Yeah it’s terminated because there’s no way I’m watching a 2+hour video of some dude yelling “Look at this thing made by humans! Isn’t it complicated??? It was designed! Look at this other thing made by humans! Isn’t it complicated??? It was designed! Therefore, everything we see in nature that is complicated was designed by a humanlike intelligence!” over really loud, annoying music and a bunch of stock footage.
 
Say what you want about it, the film is a masterpiece to me. You know what’s annoying? A T H E I S T S…

They’re really annoying, like stubbing your toe at night.

Ok, just watch the first 50 minutes, that’s everything that covers the scientific side of Torah, ok, there’s actually more he didn’t covered but its a good amount. Last shot, will you watch just 50 minutes?

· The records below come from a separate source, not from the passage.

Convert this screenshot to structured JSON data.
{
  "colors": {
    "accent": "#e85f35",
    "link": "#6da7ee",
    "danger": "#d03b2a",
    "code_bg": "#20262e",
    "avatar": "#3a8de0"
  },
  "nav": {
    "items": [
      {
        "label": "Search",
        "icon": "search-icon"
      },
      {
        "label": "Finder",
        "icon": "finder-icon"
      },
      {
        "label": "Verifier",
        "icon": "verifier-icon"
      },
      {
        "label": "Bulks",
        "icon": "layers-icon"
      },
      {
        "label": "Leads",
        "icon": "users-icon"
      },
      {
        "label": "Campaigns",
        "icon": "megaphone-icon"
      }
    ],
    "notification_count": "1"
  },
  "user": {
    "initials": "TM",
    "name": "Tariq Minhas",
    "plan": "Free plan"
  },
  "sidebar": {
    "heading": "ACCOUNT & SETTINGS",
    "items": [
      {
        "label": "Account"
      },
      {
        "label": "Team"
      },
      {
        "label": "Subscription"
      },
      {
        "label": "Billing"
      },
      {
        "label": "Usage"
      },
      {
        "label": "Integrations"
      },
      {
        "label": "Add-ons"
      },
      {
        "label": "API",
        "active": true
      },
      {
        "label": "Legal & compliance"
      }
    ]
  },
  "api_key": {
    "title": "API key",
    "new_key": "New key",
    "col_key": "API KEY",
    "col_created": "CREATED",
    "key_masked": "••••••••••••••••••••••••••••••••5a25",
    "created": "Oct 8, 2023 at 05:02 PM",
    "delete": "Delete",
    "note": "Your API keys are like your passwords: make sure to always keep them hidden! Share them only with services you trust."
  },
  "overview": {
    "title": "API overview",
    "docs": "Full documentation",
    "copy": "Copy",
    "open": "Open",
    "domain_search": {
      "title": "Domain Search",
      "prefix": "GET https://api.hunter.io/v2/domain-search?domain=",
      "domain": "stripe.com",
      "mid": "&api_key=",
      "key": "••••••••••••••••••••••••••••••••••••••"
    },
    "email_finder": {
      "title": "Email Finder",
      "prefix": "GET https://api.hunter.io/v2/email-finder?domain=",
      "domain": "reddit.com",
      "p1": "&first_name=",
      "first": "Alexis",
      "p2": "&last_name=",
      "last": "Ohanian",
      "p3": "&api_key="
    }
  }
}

We all know the design argument is the best by the way. No one can answer against it. Not even you.
 
Isn’t it complicated??? It was designed! Look at this other thing made by humans! Isn’t it complicated??
Just look at a plant cell, all the little parts. That made itself? Haha! What, you take me for a fool?
 
You are happy to live in a cold, dark universe where there is no love, no hope. It’s why we Jews stay away as best we can from debating your type. It does nothing. Meanwhile, we people of faith will go on living a life of hope and warmth, knowing Hashem exists. There is no reason to argue with atheists, they’re minds are made up.

Just remember this: you cannot prove G-d anymore than you can disprove Him. You should replicate us, we show mercy and warmth towards everyone because we believe in making the world a better place.